The two medications used are both benzodiazepines, which are quick acting but only work for a short period of time. Both have side effects of sedation and rarely respiratory depression. The most commonly prescribed, midazolam, is given via the buccal route, with the dose measured in a 1 ml syringe and the drug squirted into the mouth between the teeth and lips/cheek. It is rapidly absorbed by the oral mucosa of the mouth, but it should be noted that it should never be squirted beyond the teeth and down into the mouth or throat. Its fast onset and ease of administration makes it the first line and preferred treatment option for emergency medication. Doses vary by age of the child: 1–4 years 5 mg, 5–9 years 7.5 mg, 10–17 years 10 mg. The dose may be repeated after 10 minutes if the seizure has not been terminated (Paediatric Formulary Committee, 2020).

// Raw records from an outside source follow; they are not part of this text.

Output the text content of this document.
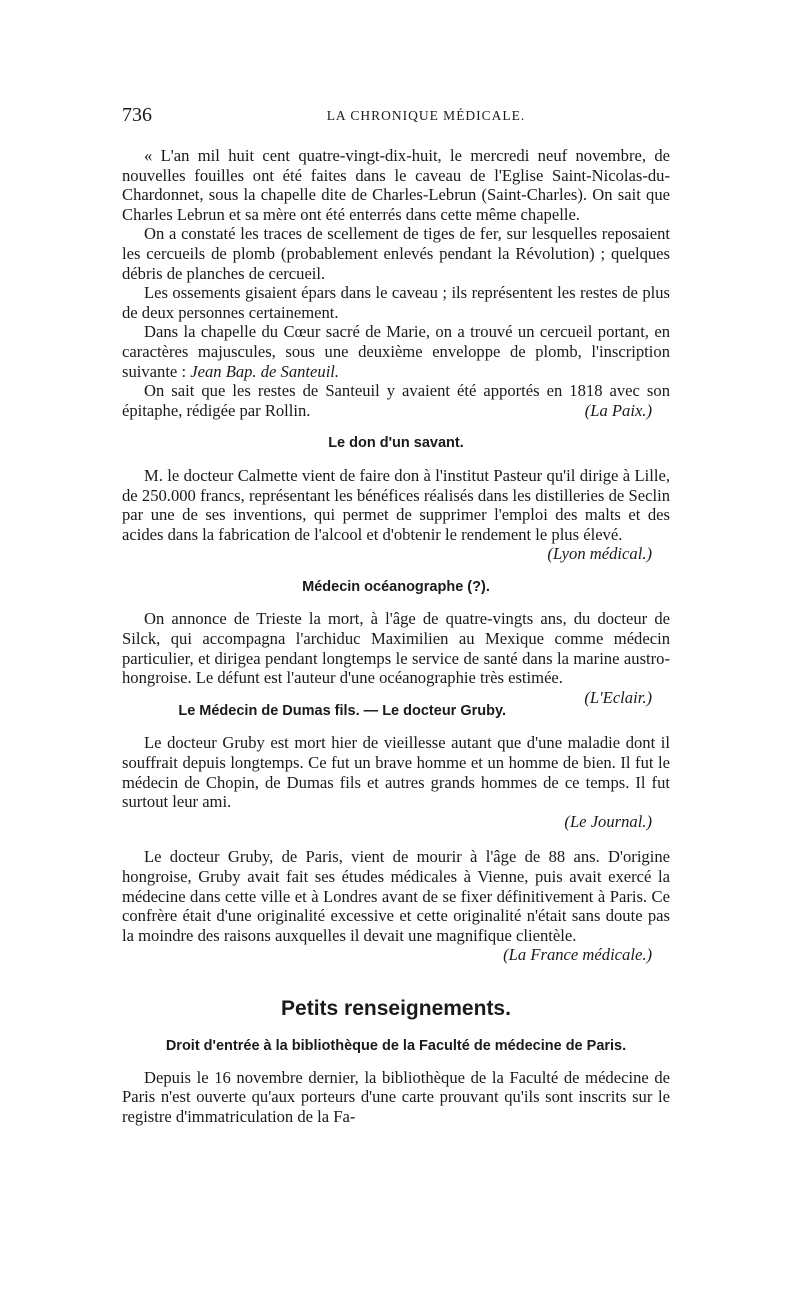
736	LA CHRONIQUE MÉDICALE.

« L'an mil huit cent quatre-vingt-dix-huit, le mercredi neuf novembre, de nouvelles fouilles ont été faites dans le caveau de l'Eglise Saint-Nicolas-du-Chardonnet, sous la chapelle dite de Charles-Lebrun (Saint-Charles). On sait que Charles Lebrun et sa mère ont été enterrés dans cette même chapelle.

On a constaté les traces de scellement de tiges de fer, sur lesquelles reposaient les cercueils de plomb (probablement enlevés pendant la Révolution) ; quelques débris de planches de cercueil.

Les ossements gisaient épars dans le caveau ; ils représentent les restes de plus de deux personnes certainement.

Dans la chapelle du Cœur sacré de Marie, on a trouvé un cercueil portant, en caractères majuscules, sous une deuxième enveloppe de plomb, l'inscription suivante : Jean Bap. de Santeuil.

On sait que les restes de Santeuil y avaient été apportés en 1818 avec son épitaphe, rédigée par Rollin.	(La Paix.)

Le don d'un savant.

M. le docteur Calmette vient de faire don à l'institut Pasteur qu'il dirige à Lille, de 250.000 francs, représentant les bénéfices réalisés dans les distilleries de Seclin par une de ses inventions, qui permet de supprimer l'emploi des malts et des acides dans la fabrication de l'alcool et d'obtenir le rendement le plus élevé.

(Lyon médical.)

Médecin océanographe (?).

On annonce de Trieste la mort, à l'âge de quatre-vingts ans, du docteur de Silck, qui accompagna l'archiduc Maximilien au Mexique comme médecin particulier, et dirigea pendant longtemps le service de santé dans la marine austro-hongroise. Le défunt est l'auteur d'une océanographie très estimée.
(L'Eclair.)

Le Médecin de Dumas fils. — Le docteur Gruby.

Le docteur Gruby est mort hier de vieillesse autant que d'une maladie dont il souffrait depuis longtemps. Ce fut un brave homme et un homme de bien. Il fut le médecin de Chopin, de Dumas fils et autres grands hommes de ce temps. Il fut surtout leur ami.

(Le Journal.)

Le docteur Gruby, de Paris, vient de mourir à l'âge de 88 ans. D'origine hongroise, Gruby avait fait ses études médicales à Vienne, puis avait exercé la médecine dans cette ville et à Londres avant de se fixer définitivement à Paris. Ce confrère était d'une originalité excessive et cette originalité n'était sans doute pas la moindre des raisons auxquelles il devait une magnifique clientèle.

(La France médicale.)

Petits renseignements.
Droit d'entrée à la bibliothèque de la Faculté de médecine de Paris.

Depuis le 16 novembre dernier, la bibliothèque de la Faculté de médecine de Paris n'est ouverte qu'aux porteurs d'une carte prouvant qu'ils sont inscrits sur le registre d'immatriculation de la Fa-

The second option available for rapid termination of seizures in the community is diazepam, another short-acting benzodiazepine. This is given via the rectal route, and as such can be invasive, requiring some level of handling/moving the child to be able to access the appropriate area and can cause embarrassment and distress. For these reasons it is less commonly prescribed. Doses for children increase with age, with a 1-year-old receiving 5 mg, 2–11-year-olds 5–10 mg, 12–17-year-olds 10–20 mg, with a second dose repeated after 10 minutes if the seizure fails to terminate (Paediatric Formulary Committee, 2020).

Conclusion

There are many different types of seizure, and forms of epilepsy, with different drug choices for each. Monotherapy of anti-epileptic drugs is the preferred treatment regime; however, some cases may require multiple anti-epileptic drugs. Emergency medication is available for the treatment of seizures out of hospital but is only used in certain circumstances; otherwise, simple first aid measures are usually all that is required when managing a seizure in the community.

KEY POINTS

  • Epilepsy is a common condition and one that school nurses are likely to come across due to the high prevalence in the general population, including in children.
  • Antiepileptic drugs are used in the long-term management of epilepsy to prevent and control seizures, with many different drugs available, depending on the seizure type or epilepsy syndrome.
  • First aid measures are normally all that is required when a child is having a seizure, with the main aim being to keep the child safe.
  • Emergency medications are available for use in the community, to terminate prolonged or multiple seizures, but are only used in certain circumstances.